On 23 Jul 2012, at 12:53 AM, lyn2py wrote:
> I have the code working on Localhost, but along with localhost there are the 
> response toolbar, the link to the admin site and the database used.
> 
> What code should I use to "test" if the code is being executed on the 
> production server, so that I can "hide" or switch to use a different database?
> 
> I'm deploying on Amazon EC2, if this is any helpful. Thanks!
> 
> 

One possibility: look at platform.node() or request.env.http_host or 
request.env.remote_addr in local_hosts.

Another: platform.system(). 

And a warning: I started out using request.is_local to, among other things, use 
sqlite instead of mysql. Its logic:

request.env.http_host.split(':',1)[0]
local_hosts = [http_host,'::1','127.0.0.1','::ffff:127.0.0.1']
request.is_local = request.env.remote_addr in local_hosts

But. I was running on a managed Rackspace server, and there was a server 
monitoring process that made requests locally. Until I figured that out, it was 
*really* confusing.

This stuff become (necessarily?) a little ad hoc. 
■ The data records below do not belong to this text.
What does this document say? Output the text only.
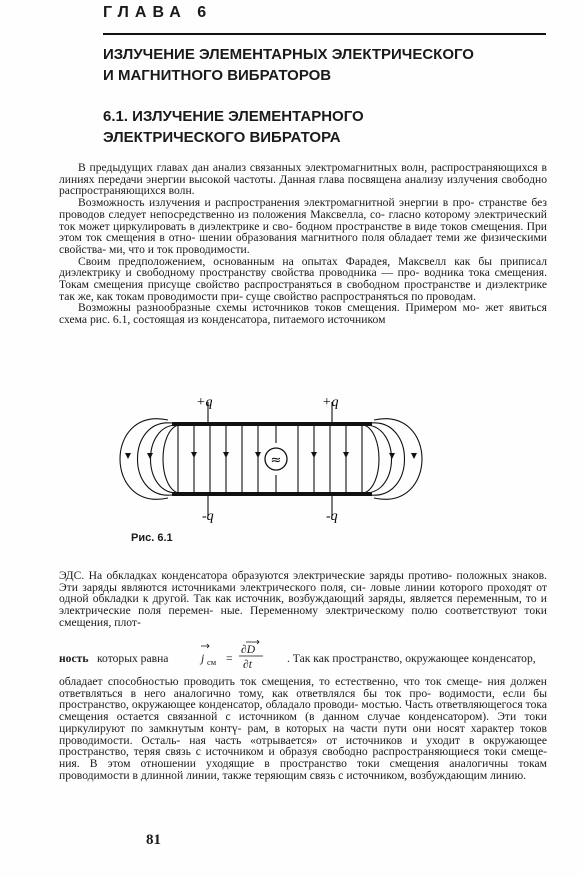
ГЛАВА 6
ИЗЛУЧЕНИЕ ЭЛЕМЕНТАРНЫХ ЭЛЕКТРИЧЕСКОГО
И МАГНИТНОГО ВИБРАТОРОВ
6.1. ИЗЛУЧЕНИЕ ЭЛЕМЕНТАРНОГО
ЭЛЕКТРИЧЕСКОГО ВИБРАТОРА

В предыдущих главах дан анализ связанных электромагнитных волн, распространяющихся в линиях передачи энергии высокой частоты. Данная глава посвящена анализу излучения свободно распространяющихся волн.

Возможность излучения и распространения электромагнитной энергии в про- странстве без проводов следует непосредственно из положения Максвелла, со- гласно которому электрический ток может циркулировать в диэлектрике и сво- бодном пространстве в виде токов смещения. При этом ток смещения в отно- шении образования магнитного поля обладает теми же физическими свойства- ми, что и ток проводимости.

Своим предположением, основанным на опытах Фарадея, Максвелл как бы приписал диэлектрику и свободному пространству свойства проводника — про- водника тока смещения. Токам смещения присуще свойство распространяться в свободном пространстве и диэлектрике так же, как токам проводимости при- суще свойство распространяться по проводам.

Возможны разнообразные схемы источников токов смещения. Примером мо- жет явиться схема рис. 6.1, состоящая из конденсатора, питаемого источником

≈
+q	+q
-q	-q
Рис. 6.1

ЭДС. На обкладках конденсатора образуются электрические заряды противо- положных знаков. Эти заряды являются источниками электрического поля, си- ловые линии которого проходят от одной обкладки к другой. Так как источник, возбуждающий заряды, является переменным, то и электрические поля перемен- ные. Переменному электрическому полю соответствуют токи смещения, плот-

ность которых равна	j см =
∂D
∂t	. Так как пространство, окружающее конденсатор,

обладает способностью проводить ток смещения, то естественно, что ток смеще- ния должен ответвляться в него аналогично тому, как ответвлялся бы ток про- водимости, если бы пространство, окружающее конденсатор, обладало проводи- мостью. Часть ответвляющегося тока смещения остается связанной с источником (в данном случае конденсатором). Эти токи циркулируют по замкнутым контү- рам, в которых на части пути они носят характер токов проводимости. Осталь- ная часть «отрывается» от источников и уходит в окружающее пространство, теряя связь с источником и образуя свободно распространяющиеся токи смеще- ния. В этом отношении уходящие в пространство токи смещения аналогичны токам проводимости в длинной линии, также теряющим связь с источником, возбуждающим линию.

81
One other note, something you might want to anticipate from the beginning. I 
distinguish between three levels of server. My localhost environment runs 
Rocket and sqlite. My production server runs Apache and MySQL. My production 
test server is configured identically to the production server. It's where I 
initially deploy all my changes to make sure that migrations perform correctly, 
and that anything that might be dependent on the specific configuration works 
right. For that, I depend on the host name (above) when I need to make a 
distinction.

I end up creating two flags: is_production and use_sqlite. 

You may of course require something different.